2 tablespoons plus 1 teaspoon Chef Paul Prudhomme's Blackened Redfish Magic® or
1 teaspoon dry mustard
1/2 teaspoon ground cinnamon
2 tablespoons olive oil
1 cup chopped onions
1 cup chopped green bell peppers
1/2 cup chopped celery
1 egg yolk
1/4 cup tarragon vinegar
1 cup vegetable oil, in all
1 tablespoon prepared Dijon mustard
1 fresh tomato, cut into 8 wedges
1 pound lump crabmeat, picked over for shells and cartilage
1/2 cup diced tomatoes
1/2 cup chopped green onion tops, plus extra for garnish
3 hard-boiled eggs, peeled and chopped
2 cups shredded lettuce
Sliced black olives
how to prepare
Combine the first 3 ingredients thoroughly in a small bowl to make the seasoning mix. Makes 2 tablespoons plus 2-1/4 teaspoons.
Heat the olive oil in an 8-inch skillet over high heat. When the oil is hot, add the onions, bell peppers, and celery and 1 tablespoon plus 2 teaspoons of the seasoning mix. Cook, stirring and shaking the pan occasionally, until the onions are golden brown, about 5 to 6 minutes. Remove from the heat and set aside to cool. Process the raw eggs, egg yolk, and vinegar in a food processor or blender, until blended, about 10 to 15 seconds. With the machine running, slowly drizzle in ½ cup of the vegetable oil in a thin stream. Add the mustard, tomato wedges, 1 teaspoon of the seasoning mix, and the cooled cooked vegetables, scraping all the seasoning from the skillet. Process until thoroughly blended, about 1 minute. Drizzle in the remaining ½ cup vegetable oil and process until the dressing is creamy and smooth, about 1 minute.
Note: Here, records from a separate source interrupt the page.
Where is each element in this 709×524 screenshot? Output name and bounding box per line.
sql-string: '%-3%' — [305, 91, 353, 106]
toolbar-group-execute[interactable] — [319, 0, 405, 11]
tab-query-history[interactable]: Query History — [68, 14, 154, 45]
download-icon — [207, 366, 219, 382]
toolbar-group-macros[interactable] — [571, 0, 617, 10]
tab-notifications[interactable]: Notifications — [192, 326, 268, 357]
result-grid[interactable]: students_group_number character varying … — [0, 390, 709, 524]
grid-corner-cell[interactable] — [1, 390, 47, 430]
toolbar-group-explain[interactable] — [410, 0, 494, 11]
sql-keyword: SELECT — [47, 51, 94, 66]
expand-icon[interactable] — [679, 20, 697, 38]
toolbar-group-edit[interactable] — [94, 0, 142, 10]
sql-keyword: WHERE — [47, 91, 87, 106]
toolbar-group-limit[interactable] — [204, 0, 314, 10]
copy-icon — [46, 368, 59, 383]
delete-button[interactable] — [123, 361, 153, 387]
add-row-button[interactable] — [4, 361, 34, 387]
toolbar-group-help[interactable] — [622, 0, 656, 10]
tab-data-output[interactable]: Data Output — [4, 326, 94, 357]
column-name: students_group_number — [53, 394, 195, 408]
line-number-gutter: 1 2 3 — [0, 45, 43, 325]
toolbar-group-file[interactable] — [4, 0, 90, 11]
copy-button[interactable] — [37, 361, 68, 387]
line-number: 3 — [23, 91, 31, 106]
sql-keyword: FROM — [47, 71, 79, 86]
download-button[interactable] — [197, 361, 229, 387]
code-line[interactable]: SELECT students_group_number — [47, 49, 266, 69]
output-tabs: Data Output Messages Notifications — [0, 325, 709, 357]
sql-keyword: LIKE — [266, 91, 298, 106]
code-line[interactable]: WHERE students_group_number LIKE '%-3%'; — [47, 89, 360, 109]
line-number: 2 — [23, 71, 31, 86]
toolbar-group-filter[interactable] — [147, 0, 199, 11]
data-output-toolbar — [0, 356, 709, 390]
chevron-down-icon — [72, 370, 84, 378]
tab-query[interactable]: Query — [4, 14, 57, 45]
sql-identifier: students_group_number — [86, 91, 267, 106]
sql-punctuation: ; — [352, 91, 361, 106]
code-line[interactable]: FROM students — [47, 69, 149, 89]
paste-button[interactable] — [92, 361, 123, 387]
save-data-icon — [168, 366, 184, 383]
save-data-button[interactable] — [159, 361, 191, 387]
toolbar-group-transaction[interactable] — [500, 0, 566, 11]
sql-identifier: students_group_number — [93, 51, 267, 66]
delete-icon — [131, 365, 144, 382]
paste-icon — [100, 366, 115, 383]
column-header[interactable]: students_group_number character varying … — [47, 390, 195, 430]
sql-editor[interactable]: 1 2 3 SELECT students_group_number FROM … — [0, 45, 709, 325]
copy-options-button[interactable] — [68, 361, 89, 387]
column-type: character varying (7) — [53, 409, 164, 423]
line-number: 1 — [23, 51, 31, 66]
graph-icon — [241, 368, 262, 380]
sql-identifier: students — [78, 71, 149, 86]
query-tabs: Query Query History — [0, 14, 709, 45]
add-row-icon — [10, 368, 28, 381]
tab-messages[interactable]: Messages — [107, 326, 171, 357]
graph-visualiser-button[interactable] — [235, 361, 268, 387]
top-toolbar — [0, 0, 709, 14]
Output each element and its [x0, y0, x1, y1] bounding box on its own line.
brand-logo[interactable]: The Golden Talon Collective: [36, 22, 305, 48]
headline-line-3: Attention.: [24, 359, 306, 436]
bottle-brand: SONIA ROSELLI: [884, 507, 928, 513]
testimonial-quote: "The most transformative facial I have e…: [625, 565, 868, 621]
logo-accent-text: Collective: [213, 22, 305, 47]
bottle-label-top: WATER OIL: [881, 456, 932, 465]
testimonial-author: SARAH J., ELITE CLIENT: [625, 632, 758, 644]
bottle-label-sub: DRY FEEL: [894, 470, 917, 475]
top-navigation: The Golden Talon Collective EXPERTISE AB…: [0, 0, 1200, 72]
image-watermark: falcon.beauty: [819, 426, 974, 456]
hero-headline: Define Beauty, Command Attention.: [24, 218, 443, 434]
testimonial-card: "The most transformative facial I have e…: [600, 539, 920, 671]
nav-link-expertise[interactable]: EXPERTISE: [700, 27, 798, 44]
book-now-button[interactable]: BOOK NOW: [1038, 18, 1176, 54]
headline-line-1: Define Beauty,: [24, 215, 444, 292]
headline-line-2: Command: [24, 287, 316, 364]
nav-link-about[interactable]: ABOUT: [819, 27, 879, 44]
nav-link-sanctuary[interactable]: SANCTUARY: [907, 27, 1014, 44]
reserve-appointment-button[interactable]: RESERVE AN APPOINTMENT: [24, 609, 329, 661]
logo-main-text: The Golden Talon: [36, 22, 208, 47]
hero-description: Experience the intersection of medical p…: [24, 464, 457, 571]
Combine the crabmeat, diced tomatoes, green onions, hard-boiled eggs, and the remaining seasoning mix in a large bowl. Toss well. Gently fold in 1-1/2 cups of the dressing.
For each serving, place ½ cup of the shredded lettuce on a plate and sprinkle 2 tablespoons of the dressing over the lettuce. Cover with about 1 cup of the crab mixture and top with 2 tablespoons more dressing. Garnish with tomato wedges, sliced olives, and green onions.